Help in finding the x,y intercepts and T.P!!!!!!!!!!!

how do i find the x and y intercepts as well as the turning point!!!!

A) y=1.5 + 0.8x
B) y=2.8 + 0.7x
C) y=0.1x(x-4.5)
D) y=0.03t^2 + 0.6x

thank you soooooo much ^^

The x intercept is where the graph crosses the x axis when y = 0
So,

A) 1.5+0.8x = 0
0.8x = -1.5
x = -1.5/0.8 = -0.1875
intercept = (-0.1875, 0)

B) 2.8 +0.7x = 0
0.7x = -2.8
x = -2.8/0.7 = -4
intercept = (-4, 0)

C) 0.1x(x-4.5) = 0
x = 0 or x = 4.5
intercepts = (0,0) and (4.5, 0)

D) 0.03t^2+0.6t = 0 [Assuming it should read 0.6t]
t = 0 or t = 20
intercepts = (0,0) and (20,0)

The y intercept is where the graph crosses the y axis where x (or t in the case above) = 0
So,

A) y = 1.5+0.8(0) = 1.5
intercept = (0, 1.5)

B) y = 2.8 +0.7(0) = 2.8
intercept = (0, 2.8)

C) y = 0.1(0)(0-4.5) = 0
intercept = (0, 0)

D) y = 0.03(0)^2+0.6(0) =0
intercept = (0, 0)


You will only need to find a turning point if equation is quadratic i.e x^2 or above. i.e x^3 etc.

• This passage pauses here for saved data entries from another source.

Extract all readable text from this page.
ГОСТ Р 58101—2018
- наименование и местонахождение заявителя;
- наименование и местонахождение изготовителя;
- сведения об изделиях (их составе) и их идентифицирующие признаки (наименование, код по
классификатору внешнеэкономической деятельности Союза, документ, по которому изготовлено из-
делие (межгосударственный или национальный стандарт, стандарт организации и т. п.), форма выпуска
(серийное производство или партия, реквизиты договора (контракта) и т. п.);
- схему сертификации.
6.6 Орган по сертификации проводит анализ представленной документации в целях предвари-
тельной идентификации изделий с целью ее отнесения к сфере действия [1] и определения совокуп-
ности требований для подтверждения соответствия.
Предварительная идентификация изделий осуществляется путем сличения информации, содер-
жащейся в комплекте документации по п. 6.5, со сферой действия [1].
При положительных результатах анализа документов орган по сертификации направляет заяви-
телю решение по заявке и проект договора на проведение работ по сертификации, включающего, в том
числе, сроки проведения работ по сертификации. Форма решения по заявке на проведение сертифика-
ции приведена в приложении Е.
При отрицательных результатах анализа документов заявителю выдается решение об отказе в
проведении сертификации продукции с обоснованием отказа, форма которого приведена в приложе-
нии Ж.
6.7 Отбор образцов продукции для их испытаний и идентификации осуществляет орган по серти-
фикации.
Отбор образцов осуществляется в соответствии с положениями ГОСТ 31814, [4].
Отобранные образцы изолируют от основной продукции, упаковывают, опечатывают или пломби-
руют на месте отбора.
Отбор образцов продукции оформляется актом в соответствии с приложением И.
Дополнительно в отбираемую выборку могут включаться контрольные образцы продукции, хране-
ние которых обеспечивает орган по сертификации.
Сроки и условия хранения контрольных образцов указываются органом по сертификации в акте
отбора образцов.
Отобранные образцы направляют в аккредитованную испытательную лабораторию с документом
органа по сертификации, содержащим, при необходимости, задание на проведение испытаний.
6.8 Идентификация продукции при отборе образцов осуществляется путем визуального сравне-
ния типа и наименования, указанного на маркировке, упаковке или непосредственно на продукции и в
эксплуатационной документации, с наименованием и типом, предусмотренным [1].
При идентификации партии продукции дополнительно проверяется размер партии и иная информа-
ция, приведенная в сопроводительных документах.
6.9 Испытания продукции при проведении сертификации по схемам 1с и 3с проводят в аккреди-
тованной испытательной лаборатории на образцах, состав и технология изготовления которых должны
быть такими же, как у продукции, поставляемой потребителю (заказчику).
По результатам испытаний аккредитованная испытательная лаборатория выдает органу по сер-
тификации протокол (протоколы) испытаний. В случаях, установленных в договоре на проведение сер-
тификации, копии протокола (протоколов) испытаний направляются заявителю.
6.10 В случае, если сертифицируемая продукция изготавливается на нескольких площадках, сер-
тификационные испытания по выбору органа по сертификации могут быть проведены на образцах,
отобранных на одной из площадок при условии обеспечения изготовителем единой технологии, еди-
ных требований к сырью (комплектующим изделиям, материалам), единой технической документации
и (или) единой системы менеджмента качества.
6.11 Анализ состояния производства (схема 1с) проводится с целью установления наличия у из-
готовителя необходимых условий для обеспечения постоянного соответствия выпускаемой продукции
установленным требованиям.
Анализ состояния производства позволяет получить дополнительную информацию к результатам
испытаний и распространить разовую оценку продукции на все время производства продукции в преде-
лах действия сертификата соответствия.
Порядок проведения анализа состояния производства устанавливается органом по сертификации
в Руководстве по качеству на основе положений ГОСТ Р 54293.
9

In the case of quadratics, factorise the equation to find the roots, add these and divide by 2 to find the axis of symmetry. Plug this x value into the equation to find the y value and, hence the coordinates of the turning point. If the sign is + before the x^2 term the turning point is a minimum. If the sign is -, then it's a maximum.